If you're on the 80486 or better, the most natural implementation uses the XADD instruction with the LOCK prefix that atomically adds a value to a memory variable. The instruction by itself does not generate any overflow exception, however it does modify the EFLAGS register as does the regular addition instruction, ADD, so it's possible to detect an overflow and act on it. Specifically, you could throw in the INTO instruction to turn the overflow condition into an exception. Or you could use the conditional jump instruction, JO, to jump the overflow handler.

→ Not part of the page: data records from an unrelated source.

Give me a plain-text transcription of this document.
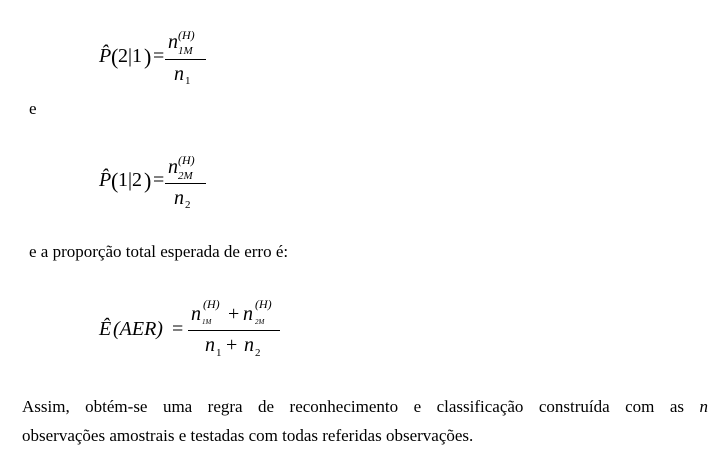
P̂ ( 2|1 ) =
n (H)
1M
n 1
e
P̂ ( 1|2 ) =
n (H)
2M
n 2
e a proporção total esperada de erro é:
Ê (AER) =
n (H)
1M + n (H)
2M
n 1 + n 2
Assim, obtém-se uma regra de reconhecimento e classificação construída com as n
observações amostrais e testadas com todas referidas observações.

If you only have 80386 features, you have lock inc and lock add which can implement InterlockedIncrement only if the return value isn't used except to test it for zero/non-zero or negative/non-negative, or other condition you can derive from EFLAGS such as that signed-overflow happened (EFLAGS.OF). (In the general case where code does int tmp = InterlockedIncrement(&shared);, you'd need either lock xadd or a lock cmpxchg retry loop but those are both 486 or Pentium features. So you'd need a separate lock variable which all writers acquire and release, perhaps using the XCHG instruction (the LOCK is implicit with it) to take the lock. But this isn't compatible with the Interlocked... API which just exposes lock-free hardware operations, unlike std::atomic<int> which could have lock_free() be false when compiling for 386 and use a separate spinlock like it does for wide types. (In shared memory between processes, the spinlock would also need to be in shared memory so both processes could respect the same spinlock, so a library API can't just invent one for you, and it would force even operations like exchange to take/release the lock.)

Now, would you want to throw INTO or JO into all instances of InterlockedIncrement()? Probably not, definitely not by default. People like their atomic operations small and fast. And in some algorithms, there'd be no way to prevent the possibility of overflow with huge numbers of threads.

This is the "immediate" UB. What about the "creeping" UB? If you had C code like this:

  int a = INT_MAX;
  if (a + 1 < a)
    puts("Overflow!");

You'd likely get nothing printed nowadays. Modern compilers know that a + 1 can't legally(!) overflow and so the condition in the if statement can be taken as false irrespective of the value of a.

Can you have a similar optimization with InterlockedIncrement()?

Well, given that the variable is volatile and can indeed change in a different thread at any moment, the compiler may not assume unchanged a from two memory reads of it (you'd likely write a + 1 < a or similar as multiple statements and each a would need to be fetched if it's volatile).

It would also be an odd context to try to make the optimization in.